Past studies have shown that biomarkers in acute myocardial infarction, such as cardiac troponin and creatine kinase MB, do not rise significantly during the early diagnosis. Nowadays, with the advent of high-sensitivity cardiac troponin test, even within one hour, myocardial infarction can be diagnosed with reasonable accuracy. Nevertheless, looking for other early biomarkers, especially in different potential molecular mechanisms, may achieve higher sensitivity and specificity in short time. In the early diagnosis of stroke, the same problem is also faced, it is difficult to distinguish between transient ischemic attack and ischemic stroke within the time window of thrombolytic treatment. Although the latest imaging technology can be used in the time window, TIA is diagnosed complexity and high cost. These methods limit widespread and a variety of blood markers are used for the predictive value of TIA[12–13]. Recently studies have shown that myocardial infarction is highly correlated with the incidence of stroke and can be given by measuring MiR-122[14–15]. MiR-122 is a non-coding RNA that participates in the post-transcriptional regulation of gene expression by binding to target mRNA . MiR-122 can regulate lipid metabolism and the pathophysiological process of atherosclerosis in CCVD. The content shows stable changes in the serum of subjects. This feature may have potential value as a therapeutic target.

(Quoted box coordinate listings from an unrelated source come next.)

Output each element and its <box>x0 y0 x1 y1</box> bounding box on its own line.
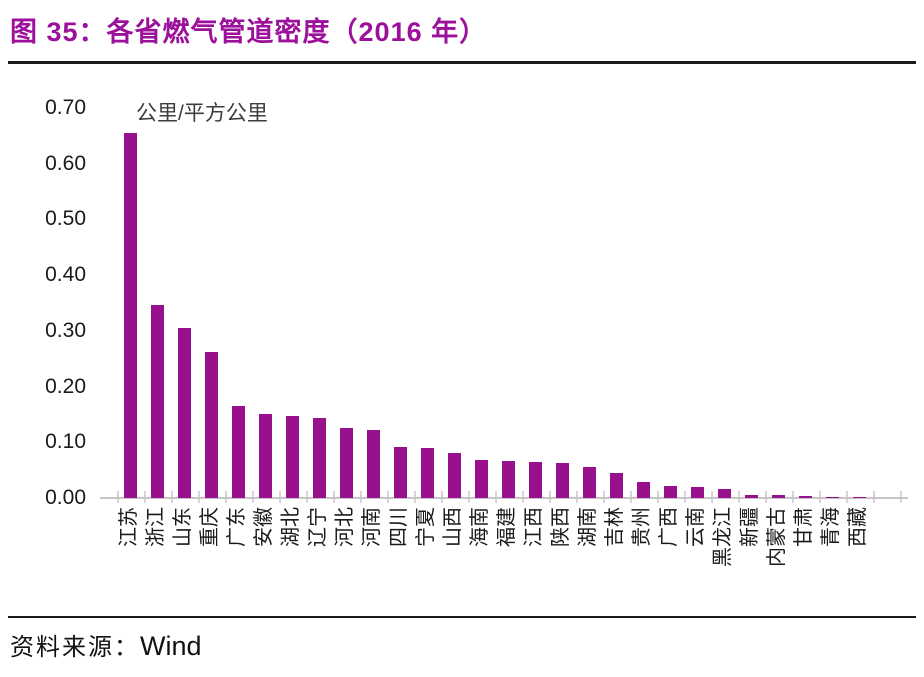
y-axis-tick-label: 0.10 <box>45 430 86 454</box>
bar-安徽 <box>258 414 272 498</box>
x-axis-label-青海: 青海 <box>820 507 842 547</box>
bar-吉林 <box>609 473 623 498</box>
bar-山东 <box>177 328 191 498</box>
x-axis-label-内蒙古: 内蒙古 <box>766 507 788 567</box>
bar-江西 <box>528 462 542 498</box>
x-axis-line <box>100 497 908 499</box>
y-axis-tick-label: 0.40 <box>45 263 86 287</box>
title-divider <box>8 61 916 64</box>
bar-河北 <box>339 428 353 498</box>
x-axis-label-云南: 云南 <box>685 507 707 547</box>
bar-河南 <box>366 430 380 498</box>
x-axis-label-陕西: 陕西 <box>550 507 572 547</box>
bar-陕西 <box>555 463 569 498</box>
x-axis-label-重庆: 重庆 <box>199 507 221 547</box>
x-axis-label-宁夏: 宁夏 <box>415 507 437 547</box>
x-axis-label-福建: 福建 <box>496 507 518 547</box>
bar-重庆 <box>204 352 218 498</box>
x-axis-label-海南: 海南 <box>469 507 491 547</box>
y-axis-tick-label: 0.70 <box>45 96 86 119</box>
bar-福建 <box>501 461 515 498</box>
x-axis-label-湖北: 湖北 <box>280 507 302 547</box>
bar-湖南 <box>582 467 596 498</box>
footer-divider <box>8 616 916 618</box>
bar-西藏 <box>852 497 866 498</box>
source-label: 资料来源： <box>10 635 140 661</box>
x-axis-label-新疆: 新疆 <box>739 507 761 547</box>
bar-浙江 <box>150 305 164 498</box>
x-axis-label-山东: 山东 <box>172 507 194 547</box>
bar-青海 <box>825 497 839 498</box>
x-axis-label-江西: 江西 <box>523 507 545 547</box>
x-axis-label-甘肃: 甘肃 <box>793 507 815 547</box>
x-axis-label-河北: 河北 <box>334 507 356 547</box>
bar-黑龙江 <box>717 489 731 498</box>
bar-江苏 <box>123 133 137 498</box>
y-axis-tick-label: 0.00 <box>45 486 86 509</box>
y-axis-tick-label: 0.20 <box>45 374 86 398</box>
bar-广东 <box>231 406 245 498</box>
x-axis-label-吉林: 吉林 <box>604 507 626 547</box>
x-axis-label-四川: 四川 <box>388 507 410 547</box>
x-axis-label-浙江: 浙江 <box>145 507 167 547</box>
x-axis-label-黑龙江: 黑龙江 <box>712 507 734 567</box>
bar-四川 <box>393 447 407 498</box>
source-name: Wind <box>140 631 202 661</box>
bar-云南 <box>690 487 704 498</box>
bar-辽宁 <box>312 418 326 498</box>
y-axis-tick-label: 0.30 <box>45 318 86 342</box>
x-axis-label-辽宁: 辽宁 <box>307 507 329 547</box>
bar-广西 <box>663 486 677 498</box>
bar-内蒙古 <box>771 495 785 498</box>
bar-贵州 <box>636 482 650 498</box>
source-note: 资料来源：Wind <box>10 627 202 662</box>
x-axis-label-湖南: 湖南 <box>577 507 599 547</box>
x-axis-label-西藏: 西藏 <box>847 507 869 547</box>
x-axis-label-贵州: 贵州 <box>631 507 653 547</box>
bar-海南 <box>474 460 488 498</box>
x-axis-label-山西: 山西 <box>442 507 464 547</box>
x-axis-label-安徽: 安徽 <box>253 507 275 547</box>
y-axis-tick-label: 0.60 <box>45 151 86 175</box>
x-axis-label-广东: 广东 <box>226 507 248 547</box>
bar-山西 <box>447 453 461 498</box>
x-axis-label-河南: 河南 <box>361 507 383 547</box>
bar-甘肃 <box>798 496 812 498</box>
y-axis-unit-label: 公里/平方公里 <box>136 102 268 125</box>
x-axis-label-广西: 广西 <box>658 507 680 547</box>
x-axis-label-江苏: 江苏 <box>118 507 140 547</box>
bar-湖北 <box>285 416 299 498</box>
figure-title: 图 35：各省燃气管道密度（2016 年） <box>10 17 488 47</box>
bar-宁夏 <box>420 448 434 498</box>
y-axis-tick-label: 0.50 <box>45 207 86 231</box>
bar-新疆 <box>744 495 758 498</box>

In this study, the value of MiR-122 in the diagnosis of CCVD was evaluated and analyzed through Meta analysis. It has shown that MiR-122 has a greater diagnostic value for predicting CCVD and its expression is elevated in diseases such as myocardial infarction, angina pectoris and stroke. The differences between the groups are statistically significant. In the evaluation of the diagnostic value of biomarkers, there are three main aspects that can lead to consensus among researchers[18–19]: 1. The biomarker can quickly diagnose acute and severe cardiovascular and cerebrovascular diseases and detect high-risk patients. 2. The biomarker has high specificity in cardiovascular and cerebrovascular diseases, and is less interfered by other diseases or the patient's own state. 3.The marker is easy to detect and the price is easy to accept. The results of this study have shown that, compared with the control group, MiR-122 is expressed in CCVD patients at a higher level. MiR-122 has a more accurate diagnostic value for the prognosis of patients and fulfills the above-mentioned specificity requirements. The study in Koyama et al. showed that compared with the control group, the level of miR-122 in patients with acute myocardial infarction was significantly higher. The level of miR-122 in patients with non-ST-segment elevation myocardial infarction was higher than ST-segment elevation myocardium patients with infarction at the peak of eight hours (P<0.05). Other studies have shown that MiR-122 can be obtained by real-time quantitative fluorescence polymerase chain reaction detection in the peripheral blood of patients. Its detection method is simple and quick, and has potential value as a cardio-cerebrovascular biomarker[21–22].
Although this study has been evaluated objectively, it still has deficiencies. The literature including the research is relatively few and it includes retrospective research, which may have an influence on the credibility of conclusions. Based on the sample estimation of 23 articles, the random allocation method of some articles is not standardized and the allocation concealment, blind method and review are lacking. Due to the lack of original data, it is difficult for us to restore the missing data. Nonetheless, our data shows that the heterogeneity of these studies has been corrected to the greatest extent by combining the data of the random effects model. And the funnel chart also shows that the conclusions are less biased.
In order to evaluate the diagnostic potential of MiR-122 in CCVD, further studies are still needed. Subsequent research should also pay attention to the correlation between MiR-122 and other cardiac biomarkers in various heart disease patients, as well as the correlation with plaque vulnerability. Therefore, it remains to be determined whether the differences in the plasma concentration and elevated dynamics of MiR-122 in the cardi-cerebrovascular systems can be used to identify the underlying pathophysiological mechanisms in different subdivisions. Whether these differences can be used to stratify risk groups accurately.